Iconographie des sarcophages paléochrétiens


 

Apparition des images

Le rôle des images

Les sources d'inspiration

Conclusion

 
 
 
 

Apparition des images

Les premières images chrétiennes apparaissent vers 200 après Jésus-Christ dans la peinture et au début du IIIe siècle pour la sculpture. Il est difficile de dire si cette soudaine apparition est une initiative populaire ou s'il s'agit d'une intervention ecclésiastique. On constate que leur apparition est simultanée en Orient et en Occident et que le même mouvement est visible dans l'art juif. Il est possible que la concurrence avec les différentes religions de l'Empire, qui utilisaient des images, ait amené ces deux grands monothéismes à en faire également usage.

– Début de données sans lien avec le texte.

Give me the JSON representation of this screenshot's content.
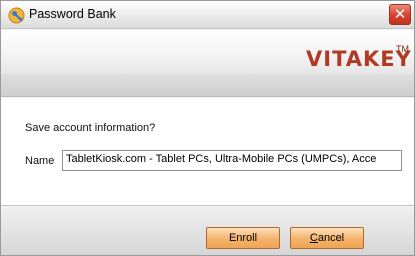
{
  "window": {
    "title": "Password Bank",
    "close_glyph": "✕"
  },
  "banner": {
    "brand": "VITAKEY",
    "trademark": "TM"
  },
  "dialog": {
    "prompt": "Save account information?",
    "name_label": "Name",
    "name_value": "TabletKiosk.com - Tablet PCs, Ultra-Mobile PCs (UMPCs), Acce"
  },
  "buttons": {
    "enroll": "Enroll",
    "cancel_mnemonic": "C",
    "cancel_rest": "ancel"
  },
  "colors": {
    "brand": "#b23a25",
    "button_fill": "#f5b570",
    "close_button": "#d4432d"
  }
}
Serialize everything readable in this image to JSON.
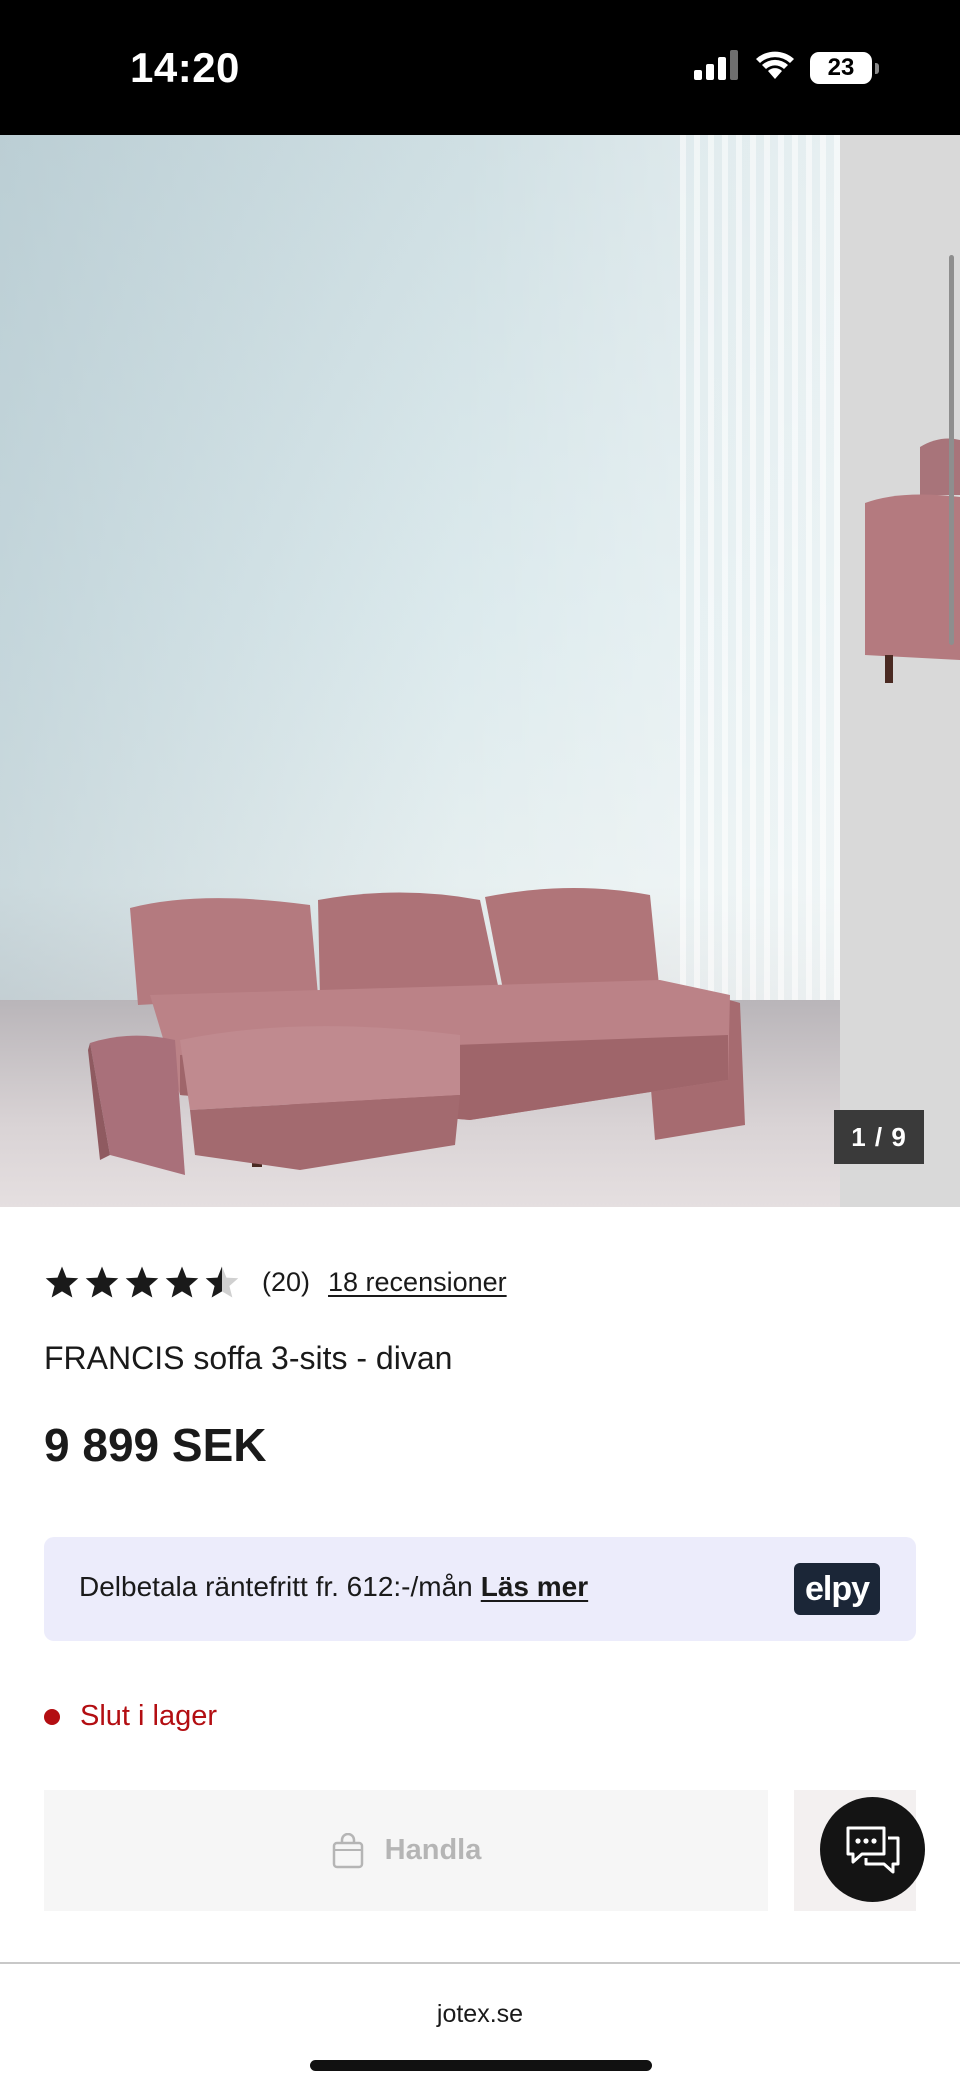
{
  "status_bar": {
    "time": "14:20",
    "battery": "23",
    "icons": [
      "signal-icon",
      "wifi-icon",
      "battery-icon"
    ]
  },
  "gallery": {
    "counter": "1 / 9",
    "image_subject": "pink velvet 3-seat sofa with chaise",
    "sofa_color": "#b47a7f"
  },
  "product": {
    "rating_value": 4.5,
    "rating_count": "(20)",
    "reviews_link": "18 recensioner",
    "title": "FRANCIS soffa 3-sits - divan",
    "price": "9 899 SEK"
  },
  "financing": {
    "text": "Delbetala räntefritt fr. 612:-/mån",
    "link": "Läs mer",
    "provider_logo": "elpy"
  },
  "stock": {
    "status": "Slut i lager",
    "color": "#b30e12"
  },
  "actions": {
    "buy_label": "Handla",
    "buy_icon": "shopping-bag-icon",
    "chat_icon": "chat-bubbles-icon"
  },
  "browser": {
    "url": "jotex.se"
  }
}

A l'origine, l'utilisation d'images concerne presque exclusivement l'art funéraire, catacombes et sarcophages. Il s'agit d'images peu détaillées, qui ne décrivent pas l'événement mais l'évoquent à l'aide de quelques signes identifiables par les chrétiens de l'époque. C'est pourquoi André GRABAR (Les voies de la création en iconographie chrétienne) les qualifie d'images-signes. Nous avons aujourd'hui perdu les clefs d'interprétation de certaines d'entre elles. D'autres semblent afficher une ambiguité voulue (un repas pouvant être identifié comme une Cène ou comme les Noces de Cana, par exemple). L'iconographie évolue progressivement vers des images descriptives.

Le rôle des images

Deux thèmes principaux composent l'art funéraire. D'une part, on trouve la représentation de sacrements importants comme la communion ou le baptême. Ils insistent sur l'appartenance du mort à la communauté chrétienne. Son salut est lié à cette appartenance.

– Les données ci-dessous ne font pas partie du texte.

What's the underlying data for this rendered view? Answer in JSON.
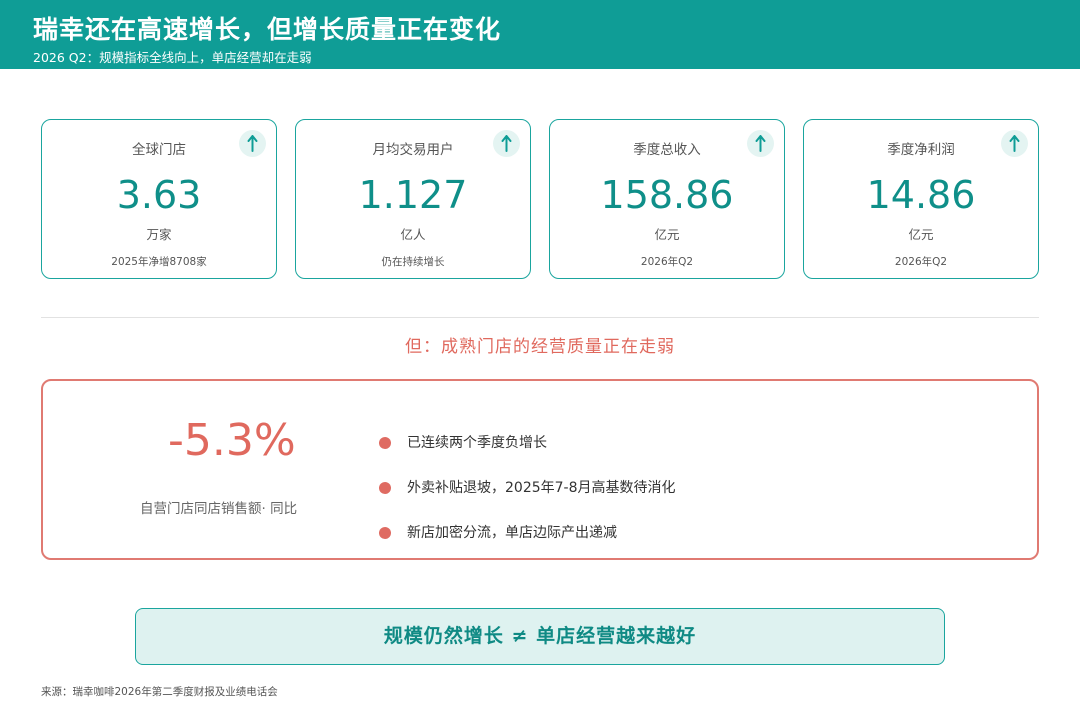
{
  "header": {
    "title": "瑞幸还在高速增长，但增长质量正在变化",
    "subtitle": "2026 Q2：规模指标全线向上，单店经营却在走弱"
  },
  "kpis": [
    {
      "label": "全球门店",
      "value": "3.63",
      "unit": "万家",
      "note": "2025年净增8708家",
      "trend_icon": "arrow-up-icon"
    },
    {
      "label": "月均交易用户",
      "value": "1.127",
      "unit": "亿人",
      "note": "仍在持续增长",
      "trend_icon": "arrow-up-icon"
    },
    {
      "label": "季度总收入",
      "value": "158.86",
      "unit": "亿元",
      "note": "2026年Q2",
      "trend_icon": "arrow-up-icon"
    },
    {
      "label": "季度净利润",
      "value": "14.86",
      "unit": "亿元",
      "note": "2026年Q2",
      "trend_icon": "arrow-up-icon"
    }
  ],
  "alert": {
    "heading": "但：成熟门店的经营质量正在走弱",
    "value": "-5.3%",
    "value_label": "自营门店同店销售额· 同比",
    "bullets": [
      "已连续两个季度负增长",
      "外卖补贴退坡，2025年7-8月高基数待消化",
      "新店加密分流，单店边际产出递减"
    ]
  },
  "conclusion": "规模仍然增长 ≠ 单店经营越来越好",
  "source": "来源：瑞幸咖啡2026年第二季度财报及业绩电话会",
  "colors": {
    "primary": "#0f9d96",
    "alert": "#e0695e",
    "conclusion_bg": "#def2f0"
  }
}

Cène, sarcophage eucharistique, Musée de l'Arles Antique

D'autre part, on voit de nombreux exemples d'intervention divine sauvant un homme dans l'Ancien testament (Jonas, sacrifice d'Abraham, Hébreux dans la fournaise, Daniel, Suzanne, Noé)...

Suzanne surprise par les vieillards, sarcophage de la chaste Suzanne, Musée de l'Arles Antique

...ou dans le Nouveau (guérisons miraculeuses, résurrection de Lazare). Ces images expriment l'idée d'une délivrance miraculeuse dont on souhaite qu'elle se reproduise pour le mort. Cette idée vient de prières chrétiennes, influencées par des prières juives, dont le leitmotiv est : "Sauvez-nous comme vous avez sauvé Daniel, Jonas...".

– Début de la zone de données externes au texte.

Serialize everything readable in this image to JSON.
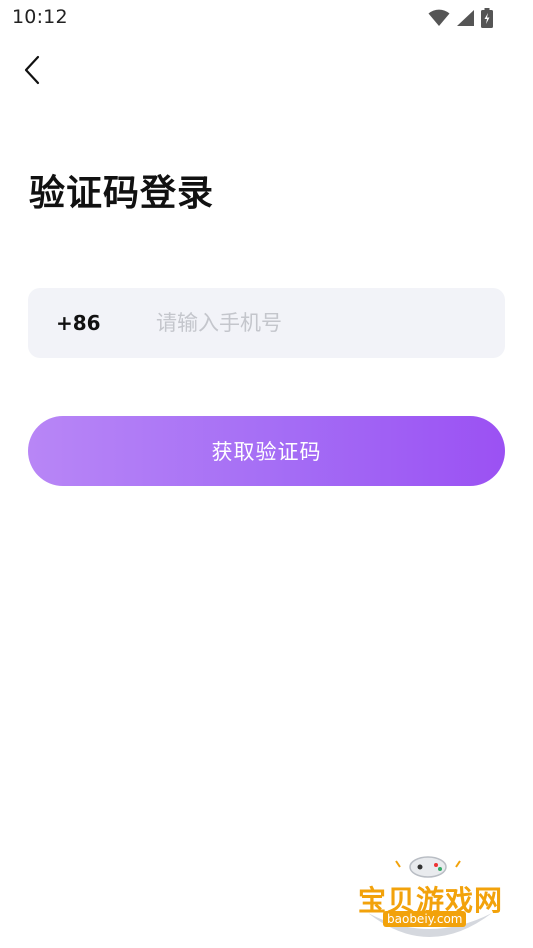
{
  "status_bar": {
    "time": "10:12",
    "icons": [
      "wifi-icon",
      "cell-signal-icon",
      "battery-charging-icon"
    ]
  },
  "nav": {
    "back_icon": "chevron-left-icon"
  },
  "page": {
    "title": "验证码登录"
  },
  "phone_form": {
    "country_code": "+86",
    "phone_value": "",
    "phone_placeholder": "请输入手机号"
  },
  "actions": {
    "get_code_label": "获取验证码"
  },
  "watermark": {
    "name": "宝贝游戏网",
    "url": "baobeiy.com"
  },
  "colors": {
    "accent_start": "#b886f6",
    "accent_end": "#9b51f3",
    "input_bg": "#f2f3f8",
    "placeholder": "#c4c6cc",
    "watermark": "#f2a20b"
  }
}
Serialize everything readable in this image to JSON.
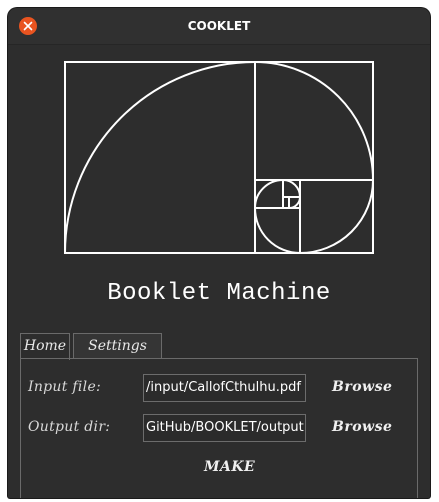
{
  "window": {
    "title": "COOKLET"
  },
  "app": {
    "heading": "Booklet Machine"
  },
  "tabs": [
    {
      "label": "Home",
      "active": true
    },
    {
      "label": "Settings",
      "active": false
    }
  ],
  "form": {
    "input_label": "Input file:",
    "input_value": "/input/CallofCthulhu.pdf",
    "input_browse": "Browse",
    "output_label": "Output dir:",
    "output_value": "GitHub/BOOKLET/output",
    "output_browse": "Browse",
    "make_label": "MAKE"
  },
  "colors": {
    "window_bg": "#2d2d2d",
    "close_button": "#e95420",
    "text": "#ffffff",
    "border": "#6a6a6a"
  },
  "icons": {
    "close": "close-icon",
    "logo": "golden-spiral-icon"
  }
}
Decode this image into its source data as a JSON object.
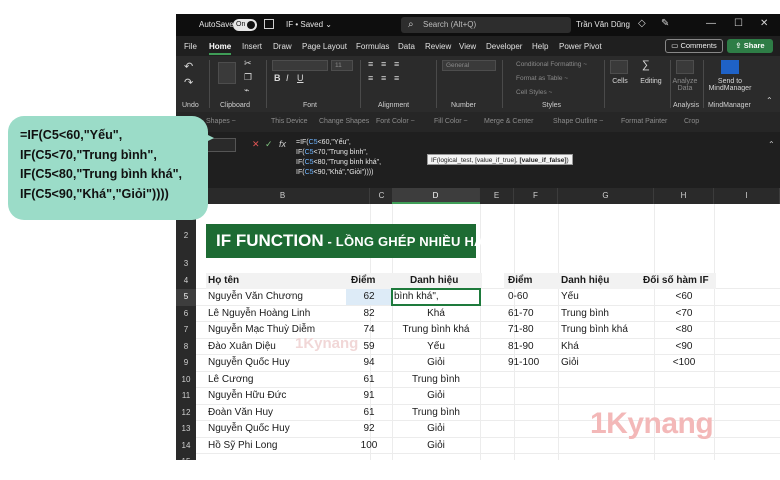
{
  "titlebar": {
    "autosave_label": "AutoSave",
    "autosave_state": "On",
    "doc_name": "IF • Saved ⌄",
    "search_placeholder": "Search (Alt+Q)",
    "user_name": "Trần Văn Dũng"
  },
  "menu": {
    "tabs": [
      "File",
      "Home",
      "Insert",
      "Draw",
      "Page Layout",
      "Formulas",
      "Data",
      "Review",
      "View",
      "Developer",
      "Help",
      "Power Pivot"
    ],
    "active_tab": "Home",
    "comments_label": "Comments",
    "share_label": "Share"
  },
  "ribbon": {
    "groups": [
      "Undo",
      "Clipboard",
      "Font",
      "Alignment",
      "Number",
      "Styles",
      "Cells",
      "Editing",
      "Analysis",
      "MindManager"
    ],
    "font_size": "11",
    "number_format": "General",
    "conditional_formatting": "Conditional Formatting ~",
    "format_as_table": "Format as Table ~",
    "cell_styles": "Cell Styles ~",
    "cells_label": "Cells",
    "editing_label": "Editing",
    "analyze_data_label": "Analyze Data",
    "send_to_label": "Send to MindManager"
  },
  "drawbar": {
    "items": [
      "Shapes ~",
      "This Device",
      "Change Shapes",
      "Font Color ~",
      "Fill Color ~",
      "Merge & Center",
      "Shape Outline ~",
      "Format Painter",
      "Crop"
    ]
  },
  "formula_bar": {
    "lines": [
      [
        "=IF(",
        "C5",
        "<60,\"Yếu\","
      ],
      [
        "IF(",
        "C5",
        "<70,\"Trung bình\","
      ],
      [
        "IF(",
        "C5",
        "<80,\"Trung bình khá\","
      ],
      [
        "IF(",
        "C5",
        "<90,\"Khá\",\"Giỏi\"))))"
      ]
    ],
    "tooltip_plain": "IF(logical_test, [value_if_true], ",
    "tooltip_bold": "[value_if_false]",
    "tooltip_end": ")"
  },
  "columns": [
    "B",
    "C",
    "D",
    "E",
    "F",
    "G",
    "H",
    "I"
  ],
  "rows": [
    "2",
    "3",
    "4",
    "5",
    "6",
    "7",
    "8",
    "9",
    "10",
    "11",
    "12",
    "13",
    "14",
    "15"
  ],
  "banner": {
    "part1": "IF FUNCTION",
    "part2": " - LỒNG GHÉP NHIỀU HÀM IF"
  },
  "left_table": {
    "headers": [
      "Họ tên",
      "Điểm",
      "Danh hiệu"
    ],
    "rows": [
      [
        "Nguyễn Văn Chương",
        "62",
        "bình khá\","
      ],
      [
        "Lê Nguyễn Hoàng Linh",
        "82",
        "Khá"
      ],
      [
        "Nguyễn Mạc Thuỳ Diễm",
        "74",
        "Trung bình khá"
      ],
      [
        "Đào Xuân Diệu",
        "59",
        "Yếu"
      ],
      [
        "Nguyễn Quốc Huy",
        "94",
        "Giỏi"
      ],
      [
        "Lê Cương",
        "61",
        "Trung bình"
      ],
      [
        "Nguyễn Hữu Đức",
        "91",
        "Giỏi"
      ],
      [
        "Đoàn Văn Huy",
        "61",
        "Trung bình"
      ],
      [
        "Nguyễn Quốc Huy",
        "92",
        "Giỏi"
      ],
      [
        "Hồ Sỹ Phi Long",
        "100",
        "Giỏi"
      ]
    ]
  },
  "right_table": {
    "headers": [
      "Điểm",
      "Danh hiệu",
      "Đối số hàm IF"
    ],
    "rows": [
      [
        "0-60",
        "Yếu",
        "<60"
      ],
      [
        "61-70",
        "Trung bình",
        "<70"
      ],
      [
        "71-80",
        "Trung bình khá",
        "<80"
      ],
      [
        "81-90",
        "Khá",
        "<90"
      ],
      [
        "91-100",
        "Giỏi",
        "<100"
      ]
    ]
  },
  "callout": {
    "lines": [
      "=IF(C5<60,\"Yếu\",",
      "IF(C5<70,\"Trung bình\",",
      "IF(C5<80,\"Trung bình khá\",",
      "IF(C5<90,\"Khá\",\"Giỏi\"))))"
    ]
  },
  "watermark": {
    "big": "1Kynang",
    "small": "1Kynang"
  },
  "colors": {
    "accent_green": "#1d6b33",
    "callout_bg": "#9bdcc8",
    "watermark": "#f3b8b8",
    "ref_blue": "#6fb5ff"
  }
}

Guérison d'un paralytique, sarcophage des Époux, Musée de l'Arles Antique

Les sarcophages chrétiens ne montrent pas de représentations de la mort et de l'âme dans l'au-delà comme on en trouvait sur les sarcophages romains. On trouve cependant des similitudes entre art païen et art chrétien. Un parallèle peut ainsi être établi entre les cycles d'Hercule sauveur et les cycles de Dieu sauveur. De plus, les images de victoires de gladiateurs, qui expriment l'espérance du renouvellement de ces victoires présentent une certaine analogie psychologique avec les images de salut exprimant le souhait d'un salut renouvelé. La fonction prophylactique de nombreuses images païennes se retrouve donc dans l'art chrétien.

Résurrection de Lazare, sarcophage de Marcia Romania Celsa, Musée de l'Arles antique

Mais cette fonction n'est pas unique. Il s'agit également d'exprimer des idées théologiques. Les représentations des sacrements servent non seulement à qualifier le défunt, mais aussi à affirmer le dogme. On trouve également des images rappelant l'incarnation et la rédemption (adoration des mages, péché originel).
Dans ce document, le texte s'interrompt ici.